Brain Activity Can Be Manipulated Using Multiple Colors of Light
Image courtesy of Brian Chow, Xue Han and Ed Boyden/MIT

Mouse neuron expressing the Arch gene.
By Ed Martinez
January 6, 2010
Neuroscientists have developed a powerful new class of tools to reversibly shut down brain activity using different colors of light. When targeted to specific brain neurons, these tools could potentially lead to new treatments for the abnormal brain activity associated with disorders such as chronic pain, epilepsy, brain injury, and Parkinson’s disease.
The tools work on the premise that such disorders might be best treated by silencing, rather than stimulating, brain activity.
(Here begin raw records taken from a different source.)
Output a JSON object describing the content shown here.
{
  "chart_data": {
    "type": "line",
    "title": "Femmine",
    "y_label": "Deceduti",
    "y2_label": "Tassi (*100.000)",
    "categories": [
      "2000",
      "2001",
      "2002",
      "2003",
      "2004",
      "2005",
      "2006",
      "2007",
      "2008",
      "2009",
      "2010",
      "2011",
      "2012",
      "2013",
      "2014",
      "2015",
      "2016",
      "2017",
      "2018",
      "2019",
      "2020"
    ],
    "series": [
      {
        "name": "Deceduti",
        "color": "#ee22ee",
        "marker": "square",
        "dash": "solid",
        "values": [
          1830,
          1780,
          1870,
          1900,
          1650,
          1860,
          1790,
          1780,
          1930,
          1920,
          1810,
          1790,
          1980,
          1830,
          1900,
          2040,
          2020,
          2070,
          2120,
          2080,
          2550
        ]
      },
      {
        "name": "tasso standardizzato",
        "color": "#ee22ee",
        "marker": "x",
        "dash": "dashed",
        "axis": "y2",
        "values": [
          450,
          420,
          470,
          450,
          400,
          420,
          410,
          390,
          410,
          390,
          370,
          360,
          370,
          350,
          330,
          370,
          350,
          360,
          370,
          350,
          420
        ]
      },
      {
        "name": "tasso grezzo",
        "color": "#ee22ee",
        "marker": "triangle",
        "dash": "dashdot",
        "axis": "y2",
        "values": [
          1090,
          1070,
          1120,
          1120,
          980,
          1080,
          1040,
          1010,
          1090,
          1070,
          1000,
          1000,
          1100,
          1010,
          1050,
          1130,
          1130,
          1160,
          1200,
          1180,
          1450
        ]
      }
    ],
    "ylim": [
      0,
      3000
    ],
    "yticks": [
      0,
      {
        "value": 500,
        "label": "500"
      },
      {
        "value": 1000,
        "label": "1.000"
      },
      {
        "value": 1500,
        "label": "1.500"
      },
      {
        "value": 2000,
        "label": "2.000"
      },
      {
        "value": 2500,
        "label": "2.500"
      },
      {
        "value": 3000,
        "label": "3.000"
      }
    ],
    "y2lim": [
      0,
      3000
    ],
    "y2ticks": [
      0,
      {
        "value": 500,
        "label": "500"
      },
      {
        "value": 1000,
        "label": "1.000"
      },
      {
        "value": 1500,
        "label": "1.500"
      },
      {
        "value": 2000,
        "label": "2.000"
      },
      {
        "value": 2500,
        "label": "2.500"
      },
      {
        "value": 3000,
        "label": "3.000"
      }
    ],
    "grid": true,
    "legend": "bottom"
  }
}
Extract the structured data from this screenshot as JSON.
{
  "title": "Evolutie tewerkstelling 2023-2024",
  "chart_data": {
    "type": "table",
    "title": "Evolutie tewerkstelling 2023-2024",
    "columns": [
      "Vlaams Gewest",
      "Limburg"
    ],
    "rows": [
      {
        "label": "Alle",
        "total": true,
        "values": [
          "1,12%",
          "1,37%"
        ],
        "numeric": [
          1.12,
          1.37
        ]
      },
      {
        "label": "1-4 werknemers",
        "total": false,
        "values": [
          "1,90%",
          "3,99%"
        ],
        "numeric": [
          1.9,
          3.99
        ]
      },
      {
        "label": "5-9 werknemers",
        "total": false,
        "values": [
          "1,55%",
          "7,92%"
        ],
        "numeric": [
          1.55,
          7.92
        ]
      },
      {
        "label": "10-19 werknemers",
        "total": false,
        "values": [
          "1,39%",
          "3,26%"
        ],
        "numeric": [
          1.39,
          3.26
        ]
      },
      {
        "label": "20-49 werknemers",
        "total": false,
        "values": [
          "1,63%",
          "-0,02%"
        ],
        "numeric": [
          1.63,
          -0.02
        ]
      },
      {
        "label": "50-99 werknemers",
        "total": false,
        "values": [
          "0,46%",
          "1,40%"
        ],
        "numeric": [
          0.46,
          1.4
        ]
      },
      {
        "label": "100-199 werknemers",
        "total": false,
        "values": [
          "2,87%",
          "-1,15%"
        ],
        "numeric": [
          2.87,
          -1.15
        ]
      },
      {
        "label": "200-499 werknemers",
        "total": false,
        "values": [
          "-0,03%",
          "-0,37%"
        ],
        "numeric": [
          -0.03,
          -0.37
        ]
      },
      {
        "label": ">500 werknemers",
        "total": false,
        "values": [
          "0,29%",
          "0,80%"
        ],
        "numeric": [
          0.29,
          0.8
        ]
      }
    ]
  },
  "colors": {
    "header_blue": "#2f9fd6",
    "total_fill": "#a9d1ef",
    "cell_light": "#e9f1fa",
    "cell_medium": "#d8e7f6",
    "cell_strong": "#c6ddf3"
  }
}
These “super silencers” exert exquisite control over the timing of the shutdown of overactive neural circuits—an effect that’s not possible with existing drugs or other conventional therapies.
Scientists loaded two genes knows as Arch and Mac into viruses that inserted their genetic cargo into mouse neurons. Optical fibers attached to lasers flashed light onto the neurons, and electrodes measured neural activity.
“Silencing different sets of neurons with different colors of light allows us to understand how they work together to implement brain functions,” explained Ed Boyden, senior MIT researcher of the study. “Using these new tools, we can look at two neural pathways and study how they compute together. These tools will help us understand how to control neural circuits, leading to new understandings and treatments for brain disorders—some of the biggest unmet medical needs in the world.”
Boyden’s “super silencers” Arch and Mac genes can be found in various natural organisms such as bacteria and fungi. When neurons are engineered to express Arch and Mac genes, researchers can inhibit their activity by shining light on them. Light activates the proteins, which lowers the voltage in the neurons and safely and effectively prevents them from firing. Light can then bathe the entire brain and selectively affect only those neurons that are sensitive to specific colors of light. Neurons engineered to express Arch are specifically silenced by yellow light, while those expressing Mac are silenced by blue light.
Boyden’s team plans on using monkeys to determine if the genes are safe and effective. The next research study will be a critical next step toward the potential use of these optical silencing tools in humans. Boyden plans to use these “super silencers” to examine the neural circuits of cognition and emotion and to find targets in the brain that, when shut down, could relieve pain and treat epilepsy. His group continues to mine the natural world for new and even more powerful tools to manipulate brain cell activity–tools that, he hopes, will empower scientists to explore neural circuits in ways never before possible.